Ukraine’s air force said on Telegram that Russia had launched 20 drones, and 44 missiles of various types in its attacks across the country. It said it had intercepted 15 of the drones and 29 of the missiles. Analysis suggested some of the missiles were manufactured in North Korea, the national police said.

Row over right court for Russian crimes of aggressionThe international criminal court (ICC) in The Hague. Photograph: Peter Dejong/AP

The international criminal court is locked in a turf war that is blocking Ukraine’s efforts to set up a special international tribunal with the authority to try Russia’s leadership for the crime of aggression, Philippe Sands KC has claimed, according to Patrick Wintour.
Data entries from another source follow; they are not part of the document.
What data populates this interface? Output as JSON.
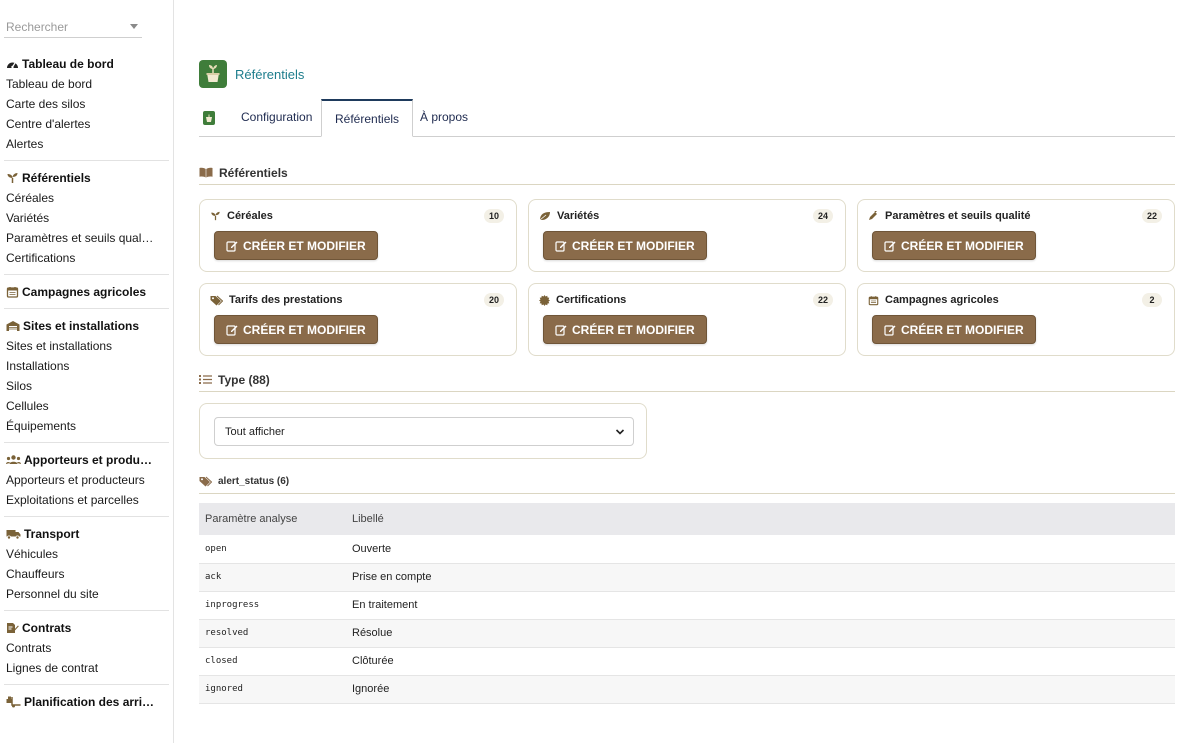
{
  "search": {
    "placeholder": "Rechercher"
  },
  "sidebar": {
    "groups": [
      {
        "title": "Tableau de bord",
        "items": [
          "Tableau de bord",
          "Carte des silos",
          "Centre d'alertes",
          "Alertes"
        ]
      },
      {
        "title": "Référentiels",
        "items": [
          "Céréales",
          "Variétés",
          "Paramètres et seuils qual…",
          "Certifications"
        ]
      },
      {
        "title": "Campagnes agricoles",
        "items": []
      },
      {
        "title": "Sites et installations",
        "items": [
          "Sites et installations",
          "Installations",
          "Silos",
          "Cellules",
          "Équipements"
        ]
      },
      {
        "title": "Apporteurs et produ…",
        "items": [
          "Apporteurs et producteurs",
          "Exploitations et parcelles"
        ]
      },
      {
        "title": "Transport",
        "items": [
          "Véhicules",
          "Chauffeurs",
          "Personnel du site"
        ]
      },
      {
        "title": "Contrats",
        "items": [
          "Contrats",
          "Lignes de contrat"
        ]
      },
      {
        "title": "Planification des arri…",
        "items": []
      }
    ]
  },
  "app": {
    "name": "Référentiels"
  },
  "tabs": [
    {
      "label": "Configuration"
    },
    {
      "label": "Référentiels"
    },
    {
      "label": "À propos"
    }
  ],
  "referentiels": {
    "title": "Référentiels",
    "button_label": "CRÉER ET MODIFIER",
    "cards": [
      {
        "title": "Céréales",
        "count": "10"
      },
      {
        "title": "Variétés",
        "count": "24"
      },
      {
        "title": "Paramètres et seuils qualité",
        "count": "22"
      },
      {
        "title": "Tarifs des prestations",
        "count": "20"
      },
      {
        "title": "Certifications",
        "count": "22"
      },
      {
        "title": "Campagnes agricoles",
        "count": "2"
      }
    ]
  },
  "type_section": {
    "title": "Type (88)",
    "selected": "Tout afficher"
  },
  "alert_status": {
    "title": "alert_status (6)",
    "columns": [
      "Paramètre analyse",
      "Libellé"
    ],
    "rows": [
      {
        "code": "open",
        "label": "Ouverte"
      },
      {
        "code": "ack",
        "label": "Prise en compte"
      },
      {
        "code": "inprogress",
        "label": "En traitement"
      },
      {
        "code": "resolved",
        "label": "Résolue"
      },
      {
        "code": "closed",
        "label": "Clôturée"
      },
      {
        "code": "ignored",
        "label": "Ignorée"
      }
    ]
  },
  "colors": {
    "accent": "#8a6b4a",
    "brand_green": "#3f7d3a",
    "link": "#1d7d8c"
  }
}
Debate has been deadlocked for a year on whether the UN could set up a special ad hoc international tribunal – separate from the ICC – to try the senior Russian leadership, or instead leave the task to a less authoritative court in Ukraine.

It is widely accepted that although the ICC can charge individuals for war crimes, it does not have jurisdiction over Russian crimes of aggression, since Russia is not a party to the Rome statute, the ICCs’s founding treaty. The ICC is instead seeking to charge Russia’s president, Vladimir Putin, over the abduction of children from Ukraine.

Sands, a leading advocate of an international tribunal, told a recent conference in London, attended by many Ukrainian ministers, that it was “so sad the institution that seems most opposed to this idea is the ICC in the form of its prosecutor and some of its judges … This is not an issue of principle for them, but an issue of turf.”